When tanks and machine guns failed, Italy resorted to poison gas and saturation-bombing from the air. The poison gas left its victims looking as if “someone had tried to skin them, their sores caked with brown scabs, men and women alike, all horribly disfigured, and little children too”. As for the attack from the air, Vittorio Mussolini, the son, like George Bush, of the man who started it all, had this to say of a bombing raid he personally led: “A little group of Ethiopian cavalry was blooming like a rose when my fragmentation bombs fell in their midst. It was great fun and you could hit them easily.”
The Italians finally broke through in the mountain fastness of Amba Aradam where they defeated the Ethiopian war minister himself, Ras Mulugueta, who “knew nothing of modern warfare and whose certainties were his rhino-hide shield and his silver-tipped spear.” After routing the Ethiopian host, the Italians “then burned some 8000 Ethiopian corpses, turning the mountain into a gigantic crematorium and polluting the air all around for many weeks afterwards with the stench of charred flesh”. No, that is not Bush in Tora Bora, Afghanistan, but Mussolini in Abyssinia.
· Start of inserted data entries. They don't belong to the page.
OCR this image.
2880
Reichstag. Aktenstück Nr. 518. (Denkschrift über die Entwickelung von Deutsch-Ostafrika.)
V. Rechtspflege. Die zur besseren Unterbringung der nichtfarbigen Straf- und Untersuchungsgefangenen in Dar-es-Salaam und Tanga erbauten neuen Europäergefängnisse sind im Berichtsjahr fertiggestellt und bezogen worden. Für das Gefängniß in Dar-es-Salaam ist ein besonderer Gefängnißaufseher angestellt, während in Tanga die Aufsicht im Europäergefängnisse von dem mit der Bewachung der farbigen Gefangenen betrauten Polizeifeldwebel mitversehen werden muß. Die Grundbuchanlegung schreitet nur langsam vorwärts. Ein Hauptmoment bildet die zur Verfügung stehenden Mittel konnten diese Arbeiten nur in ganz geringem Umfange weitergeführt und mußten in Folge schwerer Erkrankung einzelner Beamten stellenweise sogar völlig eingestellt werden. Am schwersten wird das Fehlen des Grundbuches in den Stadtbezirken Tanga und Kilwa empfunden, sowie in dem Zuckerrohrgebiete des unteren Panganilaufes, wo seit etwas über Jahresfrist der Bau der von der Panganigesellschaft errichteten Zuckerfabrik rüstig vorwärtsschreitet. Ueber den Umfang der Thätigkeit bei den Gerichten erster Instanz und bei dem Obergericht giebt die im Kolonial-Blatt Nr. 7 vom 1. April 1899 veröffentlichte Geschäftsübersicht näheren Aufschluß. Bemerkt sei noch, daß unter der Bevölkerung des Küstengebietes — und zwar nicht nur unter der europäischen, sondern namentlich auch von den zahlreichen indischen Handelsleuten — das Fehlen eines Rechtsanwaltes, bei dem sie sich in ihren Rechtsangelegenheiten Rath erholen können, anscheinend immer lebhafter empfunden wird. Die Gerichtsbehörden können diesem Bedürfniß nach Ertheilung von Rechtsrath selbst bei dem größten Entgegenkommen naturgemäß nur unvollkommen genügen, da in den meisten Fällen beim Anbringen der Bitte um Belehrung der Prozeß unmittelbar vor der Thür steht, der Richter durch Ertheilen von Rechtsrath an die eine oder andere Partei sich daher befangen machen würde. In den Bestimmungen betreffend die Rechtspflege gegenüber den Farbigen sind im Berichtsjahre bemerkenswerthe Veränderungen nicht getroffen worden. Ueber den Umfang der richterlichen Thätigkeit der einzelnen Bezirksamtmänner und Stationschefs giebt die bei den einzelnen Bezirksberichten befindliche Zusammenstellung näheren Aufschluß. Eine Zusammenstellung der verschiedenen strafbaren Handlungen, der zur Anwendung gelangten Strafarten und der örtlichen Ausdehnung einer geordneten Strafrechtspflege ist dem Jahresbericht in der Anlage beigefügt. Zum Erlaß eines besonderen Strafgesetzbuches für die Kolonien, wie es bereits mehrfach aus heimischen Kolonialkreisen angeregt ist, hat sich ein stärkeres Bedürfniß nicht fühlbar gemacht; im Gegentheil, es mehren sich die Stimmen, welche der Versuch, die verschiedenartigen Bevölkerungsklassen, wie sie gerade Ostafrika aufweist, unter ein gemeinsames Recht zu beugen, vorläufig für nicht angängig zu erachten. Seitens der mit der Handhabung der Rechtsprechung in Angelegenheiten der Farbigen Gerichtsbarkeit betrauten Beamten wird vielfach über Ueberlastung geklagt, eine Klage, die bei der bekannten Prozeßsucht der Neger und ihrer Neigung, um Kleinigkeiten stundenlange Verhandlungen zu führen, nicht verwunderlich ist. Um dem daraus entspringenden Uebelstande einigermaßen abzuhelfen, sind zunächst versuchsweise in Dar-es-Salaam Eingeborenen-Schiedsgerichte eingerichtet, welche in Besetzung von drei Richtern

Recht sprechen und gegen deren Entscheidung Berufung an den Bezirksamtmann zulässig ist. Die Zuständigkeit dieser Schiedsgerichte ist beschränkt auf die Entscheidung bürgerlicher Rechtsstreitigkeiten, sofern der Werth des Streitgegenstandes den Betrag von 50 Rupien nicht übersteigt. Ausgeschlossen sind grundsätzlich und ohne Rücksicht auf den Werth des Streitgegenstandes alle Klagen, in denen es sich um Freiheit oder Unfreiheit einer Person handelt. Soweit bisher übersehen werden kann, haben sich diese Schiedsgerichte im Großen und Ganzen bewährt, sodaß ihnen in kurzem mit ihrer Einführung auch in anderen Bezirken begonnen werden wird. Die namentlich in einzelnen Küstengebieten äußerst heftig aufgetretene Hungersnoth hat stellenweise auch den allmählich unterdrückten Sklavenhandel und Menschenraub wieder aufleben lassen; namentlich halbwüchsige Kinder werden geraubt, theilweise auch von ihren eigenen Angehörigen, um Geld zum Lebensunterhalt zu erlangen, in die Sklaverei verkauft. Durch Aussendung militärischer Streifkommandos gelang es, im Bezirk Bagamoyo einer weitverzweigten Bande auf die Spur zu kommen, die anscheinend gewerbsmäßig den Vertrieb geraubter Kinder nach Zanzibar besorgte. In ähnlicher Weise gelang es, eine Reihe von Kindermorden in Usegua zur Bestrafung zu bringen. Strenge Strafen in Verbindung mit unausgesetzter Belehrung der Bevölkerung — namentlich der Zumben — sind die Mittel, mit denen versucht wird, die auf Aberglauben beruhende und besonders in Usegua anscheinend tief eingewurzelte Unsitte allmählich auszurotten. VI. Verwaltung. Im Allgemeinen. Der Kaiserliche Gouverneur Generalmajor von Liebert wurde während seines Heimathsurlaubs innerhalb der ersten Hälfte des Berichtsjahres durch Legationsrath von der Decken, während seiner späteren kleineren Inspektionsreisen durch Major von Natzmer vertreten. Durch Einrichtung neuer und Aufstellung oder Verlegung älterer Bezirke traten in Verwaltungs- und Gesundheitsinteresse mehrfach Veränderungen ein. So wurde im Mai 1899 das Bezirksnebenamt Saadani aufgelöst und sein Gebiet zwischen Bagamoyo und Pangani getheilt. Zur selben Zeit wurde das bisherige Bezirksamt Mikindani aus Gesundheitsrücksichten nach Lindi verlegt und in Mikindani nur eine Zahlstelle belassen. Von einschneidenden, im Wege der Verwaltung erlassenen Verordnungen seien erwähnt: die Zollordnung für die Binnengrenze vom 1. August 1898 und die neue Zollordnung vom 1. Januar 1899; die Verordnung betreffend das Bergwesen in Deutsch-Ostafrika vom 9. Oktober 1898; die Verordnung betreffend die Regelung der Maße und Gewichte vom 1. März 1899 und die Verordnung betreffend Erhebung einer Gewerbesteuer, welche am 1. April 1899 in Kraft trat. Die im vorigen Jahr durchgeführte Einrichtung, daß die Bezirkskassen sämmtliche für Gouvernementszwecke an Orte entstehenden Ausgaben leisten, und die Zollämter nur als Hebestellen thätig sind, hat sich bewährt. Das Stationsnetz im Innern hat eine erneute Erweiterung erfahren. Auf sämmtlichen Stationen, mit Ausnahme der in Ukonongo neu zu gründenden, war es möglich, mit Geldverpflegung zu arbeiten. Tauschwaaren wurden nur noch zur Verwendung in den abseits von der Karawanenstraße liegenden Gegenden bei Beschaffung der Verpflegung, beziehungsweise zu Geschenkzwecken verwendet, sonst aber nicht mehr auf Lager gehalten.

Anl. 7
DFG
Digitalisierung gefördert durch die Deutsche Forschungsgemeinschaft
You see the resemblance. If Saddam and his regime have conceded the essence of the Bush demand with regard to the return of United Nations inspectors to Iraq, it is because they know that if they were to refuse, Bush will do to Baghdad what Franco and his Nazi allies did to Guernica.
Listen again to Piers Brendon: “Waves of aircraft flew abreast to carry out the first European exercise in carpet bombing.” The first flight dropped six bombs containing a ton and a half of explosives in the centre of Guernica. It “caused havoc among passengers waiting for the Bilbao train, gashed open the front of the Hotel Julian and left the station plaza strewn with smashed bodies and smoking debris. A cloud of dust mushroomed skywards and witnesses heard the ‘wild shrieking of a terrified people.’ Every fifteen minutes the raiders returned. They pulverised the town, creating a miniature fire-storm in its ruins. They destroyed three-quarters of the buildings”. Priests in the Santa Maria church tried to extinguish an incendiary bomb “with communion wine. Whether the inhabitants prayed or screamed, fled or cowered, they were pursued by flights of fighters which, ‘like flashing dancing waves on shingle’, machine-gunned them from as low as 200 feet”.
You see what Bush is preparing for Baghdad'
Finally, what Japan did to Wuhan in China, which dared resist the Japanese: “The forces of Nippon advanced remorselessly by road, rail and river, using poison gas as they came. Air raids grew more frequent. An eye witness described ‘millions of white and green and red tracer bullets exploding in bunches, unfolding like magnificent, pre-historic flowers’. When the Japanese entered Wuhan on 25 October 1938, they found a ruined shell.”
Perhaps Guernica and Wuhan would have survived if the Spanish Republicans and Chiang Kai-shek had been as accommodating as Saddam has been on Bush’s assault on his country’s sovereignty. But Bush, like Hitler, uses one concession only to extract another. He has torn up collective security as comprehensively as Hitler after his recapture of the Rhineland, as Mussolini over Abyssinia, as Japan over Manchuria, as Stalin after the Nazi-Soviet pact. Will Saddam surrender without a fight like Benes in Czechoslovakia — or fight to a terrible end like Beck in Poland' I don’t know. But as, with exquisite irony, the Germans have emerged as the first to say no to a Hitlerite Bush, the trial chambers at Nuremberg need to be refurbished and the International Criminal Court in The Hague alerted that Bush, if he bombs Iraq, must be the next war criminal to be arraigned before the bar of history.